Sem dúvida, um gancho em toda a face é a jogabilidade de Void Bastards porque, apesar de ser um jogo de tiro em maior medida, não tem nada que ver com os jogos de tiro que estamos acostumados a ver hoje em dia. O frenetismo não faz parte de sua jogabilidade, pois precisamos ter a cabeça bem pôr para levantar estratégias constantes durante as explorações. E é que as naves que exploramos são muito diferentes (não tanto na aparência algumas) e com cada presidiário novo é uma odisséia muito diferente. Cada um deles, como acontece a nós, os humanos, evidentemente, têm os seus dons e as suas desvantagens, o que transforma cada partida completamente e faz com que tenhamos que nos adaptar ao novo prisioneiro cada vez que morre o anterior para tentar sair da nebulosa. Em Void Bastards temos presos que podem localizar inimigos no mini-mapas, mas que goku não têm um amplo campo de visão, dificultando bastante a sobrevivência. Em troca, outros terão uma tosse que, de vez em quando, alertará os inimigos próximos.

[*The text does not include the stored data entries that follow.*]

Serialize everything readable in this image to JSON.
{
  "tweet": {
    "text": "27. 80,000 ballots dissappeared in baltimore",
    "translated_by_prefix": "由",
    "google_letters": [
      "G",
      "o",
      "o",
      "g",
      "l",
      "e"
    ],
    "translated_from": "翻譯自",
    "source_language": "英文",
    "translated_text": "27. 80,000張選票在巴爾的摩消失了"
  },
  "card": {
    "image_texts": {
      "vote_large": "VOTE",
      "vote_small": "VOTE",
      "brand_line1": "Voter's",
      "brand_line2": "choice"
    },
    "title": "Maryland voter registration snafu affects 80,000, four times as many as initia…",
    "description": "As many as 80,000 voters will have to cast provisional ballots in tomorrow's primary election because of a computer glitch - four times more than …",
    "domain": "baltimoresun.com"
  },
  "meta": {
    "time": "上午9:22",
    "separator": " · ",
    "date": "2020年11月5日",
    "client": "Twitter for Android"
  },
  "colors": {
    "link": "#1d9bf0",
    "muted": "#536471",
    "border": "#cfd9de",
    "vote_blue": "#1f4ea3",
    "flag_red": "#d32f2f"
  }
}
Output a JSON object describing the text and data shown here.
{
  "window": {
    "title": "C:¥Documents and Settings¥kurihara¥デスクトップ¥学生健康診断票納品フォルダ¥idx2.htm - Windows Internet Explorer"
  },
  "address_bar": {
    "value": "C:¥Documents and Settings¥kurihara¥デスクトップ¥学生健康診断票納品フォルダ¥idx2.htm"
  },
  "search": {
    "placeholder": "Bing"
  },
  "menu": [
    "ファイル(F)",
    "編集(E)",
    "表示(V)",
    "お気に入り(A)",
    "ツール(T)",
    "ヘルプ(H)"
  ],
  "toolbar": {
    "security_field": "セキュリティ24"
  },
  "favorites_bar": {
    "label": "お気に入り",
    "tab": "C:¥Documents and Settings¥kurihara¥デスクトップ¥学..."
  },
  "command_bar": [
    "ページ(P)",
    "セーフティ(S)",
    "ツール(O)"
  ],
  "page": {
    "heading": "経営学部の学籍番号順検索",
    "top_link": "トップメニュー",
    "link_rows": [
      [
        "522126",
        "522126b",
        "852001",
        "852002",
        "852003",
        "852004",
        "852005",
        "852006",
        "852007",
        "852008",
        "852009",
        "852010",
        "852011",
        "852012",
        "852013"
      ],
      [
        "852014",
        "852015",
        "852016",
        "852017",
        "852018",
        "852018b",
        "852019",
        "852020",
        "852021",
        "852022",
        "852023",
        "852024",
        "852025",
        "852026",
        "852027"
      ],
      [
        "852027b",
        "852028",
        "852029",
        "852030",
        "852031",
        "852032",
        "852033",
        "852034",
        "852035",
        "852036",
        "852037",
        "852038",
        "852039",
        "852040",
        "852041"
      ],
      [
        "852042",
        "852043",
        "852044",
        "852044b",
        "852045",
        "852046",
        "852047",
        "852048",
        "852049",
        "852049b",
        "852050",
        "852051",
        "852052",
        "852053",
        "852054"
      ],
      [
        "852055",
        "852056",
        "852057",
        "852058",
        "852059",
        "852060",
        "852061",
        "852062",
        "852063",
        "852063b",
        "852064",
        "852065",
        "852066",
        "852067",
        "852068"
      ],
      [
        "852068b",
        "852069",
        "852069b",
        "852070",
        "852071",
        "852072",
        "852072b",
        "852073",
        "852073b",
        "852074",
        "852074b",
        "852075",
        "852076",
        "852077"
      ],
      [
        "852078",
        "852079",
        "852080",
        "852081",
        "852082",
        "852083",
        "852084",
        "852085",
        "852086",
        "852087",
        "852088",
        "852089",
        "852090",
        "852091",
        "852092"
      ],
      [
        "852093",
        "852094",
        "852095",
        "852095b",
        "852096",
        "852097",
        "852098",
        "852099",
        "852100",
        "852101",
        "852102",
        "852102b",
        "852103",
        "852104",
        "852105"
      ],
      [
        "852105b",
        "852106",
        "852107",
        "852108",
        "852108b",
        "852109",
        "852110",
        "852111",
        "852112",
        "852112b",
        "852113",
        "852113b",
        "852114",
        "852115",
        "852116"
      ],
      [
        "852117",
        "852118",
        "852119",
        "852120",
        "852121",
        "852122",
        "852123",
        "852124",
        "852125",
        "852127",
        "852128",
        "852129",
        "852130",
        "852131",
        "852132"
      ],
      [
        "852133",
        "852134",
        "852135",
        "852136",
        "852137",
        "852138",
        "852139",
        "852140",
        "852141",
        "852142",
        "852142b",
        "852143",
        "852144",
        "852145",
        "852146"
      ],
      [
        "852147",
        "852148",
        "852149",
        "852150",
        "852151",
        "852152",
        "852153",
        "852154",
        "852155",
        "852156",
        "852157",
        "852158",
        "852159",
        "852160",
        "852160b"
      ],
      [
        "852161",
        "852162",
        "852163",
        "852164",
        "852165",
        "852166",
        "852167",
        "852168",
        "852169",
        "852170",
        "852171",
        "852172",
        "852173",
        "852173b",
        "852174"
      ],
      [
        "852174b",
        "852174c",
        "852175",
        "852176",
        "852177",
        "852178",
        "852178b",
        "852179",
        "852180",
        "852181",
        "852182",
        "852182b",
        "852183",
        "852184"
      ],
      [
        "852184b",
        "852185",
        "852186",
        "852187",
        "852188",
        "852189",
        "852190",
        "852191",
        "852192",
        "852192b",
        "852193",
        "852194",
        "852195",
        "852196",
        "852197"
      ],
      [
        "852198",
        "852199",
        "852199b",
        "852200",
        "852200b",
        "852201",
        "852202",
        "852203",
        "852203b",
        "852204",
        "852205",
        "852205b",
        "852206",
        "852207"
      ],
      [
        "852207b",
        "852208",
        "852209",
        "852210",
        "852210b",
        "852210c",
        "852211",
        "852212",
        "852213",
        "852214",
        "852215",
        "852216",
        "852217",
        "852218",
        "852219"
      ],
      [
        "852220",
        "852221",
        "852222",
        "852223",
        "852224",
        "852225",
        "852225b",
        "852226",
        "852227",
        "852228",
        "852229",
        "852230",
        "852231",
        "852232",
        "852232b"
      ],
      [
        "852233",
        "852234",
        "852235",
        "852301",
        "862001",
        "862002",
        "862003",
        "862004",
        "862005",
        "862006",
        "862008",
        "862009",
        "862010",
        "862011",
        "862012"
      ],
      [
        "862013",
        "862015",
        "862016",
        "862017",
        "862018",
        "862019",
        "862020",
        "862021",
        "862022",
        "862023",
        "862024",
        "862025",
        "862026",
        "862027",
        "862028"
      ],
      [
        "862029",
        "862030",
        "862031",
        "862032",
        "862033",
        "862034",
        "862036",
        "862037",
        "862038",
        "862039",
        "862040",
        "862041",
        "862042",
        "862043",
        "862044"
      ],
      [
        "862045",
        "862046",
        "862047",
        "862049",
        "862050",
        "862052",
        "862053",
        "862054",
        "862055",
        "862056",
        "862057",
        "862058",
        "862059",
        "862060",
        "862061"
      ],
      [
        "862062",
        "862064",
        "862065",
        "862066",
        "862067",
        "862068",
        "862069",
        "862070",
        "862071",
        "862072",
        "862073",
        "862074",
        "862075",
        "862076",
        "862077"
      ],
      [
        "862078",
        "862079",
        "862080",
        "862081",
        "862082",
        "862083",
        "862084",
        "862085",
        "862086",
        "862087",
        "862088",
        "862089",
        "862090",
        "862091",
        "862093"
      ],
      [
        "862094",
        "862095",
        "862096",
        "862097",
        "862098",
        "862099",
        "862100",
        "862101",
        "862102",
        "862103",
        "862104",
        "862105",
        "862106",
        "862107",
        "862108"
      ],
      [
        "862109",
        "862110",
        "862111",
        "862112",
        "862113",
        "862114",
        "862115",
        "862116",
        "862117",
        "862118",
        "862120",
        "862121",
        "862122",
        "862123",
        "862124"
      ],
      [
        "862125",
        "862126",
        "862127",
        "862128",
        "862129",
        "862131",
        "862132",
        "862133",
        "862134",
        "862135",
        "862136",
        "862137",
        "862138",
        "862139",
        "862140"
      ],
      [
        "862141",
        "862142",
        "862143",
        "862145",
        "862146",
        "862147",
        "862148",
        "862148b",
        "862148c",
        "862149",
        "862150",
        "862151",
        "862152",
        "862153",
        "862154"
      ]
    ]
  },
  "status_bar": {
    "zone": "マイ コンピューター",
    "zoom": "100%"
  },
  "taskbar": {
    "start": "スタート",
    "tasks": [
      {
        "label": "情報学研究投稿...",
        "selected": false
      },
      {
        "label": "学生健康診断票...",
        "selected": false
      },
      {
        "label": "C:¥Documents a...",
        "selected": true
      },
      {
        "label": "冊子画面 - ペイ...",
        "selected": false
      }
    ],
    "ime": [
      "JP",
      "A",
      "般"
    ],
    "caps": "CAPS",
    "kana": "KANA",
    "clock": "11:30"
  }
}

Ao morrer nos tocará um novo prisioneiro com seus prós e seus contras mas este em específico não está nada mal.
Void Bastards combina com acerto o gênero de tiro, RPG e estratégia e gestão de recursos e o melhor de tudo é que o faz de uma forma bastante simples, que não custa entender e que motiva a continuar melhorando. Cada vez que morremos perdemos a colheita, mas mantêm-se as melhorias, armas e itens desbloqueados, algo que facilita muito a vida ao novo recluso. Na hora de nos deslocarmos pela nebulosa temos que controlar o combustível disponível e a comida depois de cada deslocamento e procurar não ficar sem eles, porque iríamos à deriva e é algo que não queremos, garanto-vos. Na oficina, podemos melhorar as nossas armas e objetos obrigado a todos os materiais que coletemos em nossas explorações que, à semelhança do que acontece com os presos, a cada navio que nos encontremos terá seus pontos favoráveis e outros não tanto como estar completamente sem energia ou estar cheia de brechas que surgem um monte de inimigos. Cada exploração Void Bastards há que planeja-las com cuidado para tentar sair vivo e conseguir avançar um dia a mais na nossa aventura.

Quem anda aí?

O grampeador é uma arma muito letal.
Há uma boa quantidade de inimigos diferentes
Antes de abordar uma nave há que se equipar bem.
Cada nave tem uma disposição diferente apesar de muitas áreas se repetem.
Alguns navios estão sem energia e até que não ativamos muitas partes serão inacessíveis

Na oficina, melhoramos nossa equipe.

Relativo ao aspecto técnico de Void Bastards só posso acrescentar que é especial e único, levando a aparência de quadrinhos, graças ao Cell Protecção, a um novo nível. Os efeitos são fantásticos, fumaça adquire um volume especial com o que não conseguimos ver nada, as explosões, cheias de imagens que também estão em tiroteio, em que os passos dos inimigos, em qualquer ruído em geral. Em geral o n.o técnico de Void Bastards nos coloca em um comic onde nós somos o protagonista, dando vida a cada passo que damos. O som também é uma delícia e é muito aconselhável jogá-lo com fones de ouvido para não perder nenhum detalhe e poder estar sempre alerta.

CONSLUSÕES

Void Bastards consegue unificar e mesclar com acerto os gêneros do shooter em primeira pessoa com estratégia e gestão para enfiar tudo dentro do saco de Rouge-likes conseguindo fazer a experiência de algo novo e fresco, capaz de “picarnos” para querer avançar um pouco mais e assim descobrir todos os segredos que esconde a nebulosa de Sargaso. Sua jogabilidade é simples, mas os tons que dão as estratégias tanto na exploração como na luta fazem com que tenhamos um monte de combinações diferentes muito viáveis para cada situação. Void Bastards vem também de forma direta para o serviço de Game Pass para que os assinantes possam jogar a partir do dia de saída. Uma aposta segura que vos dará horas para aborrecê-lo.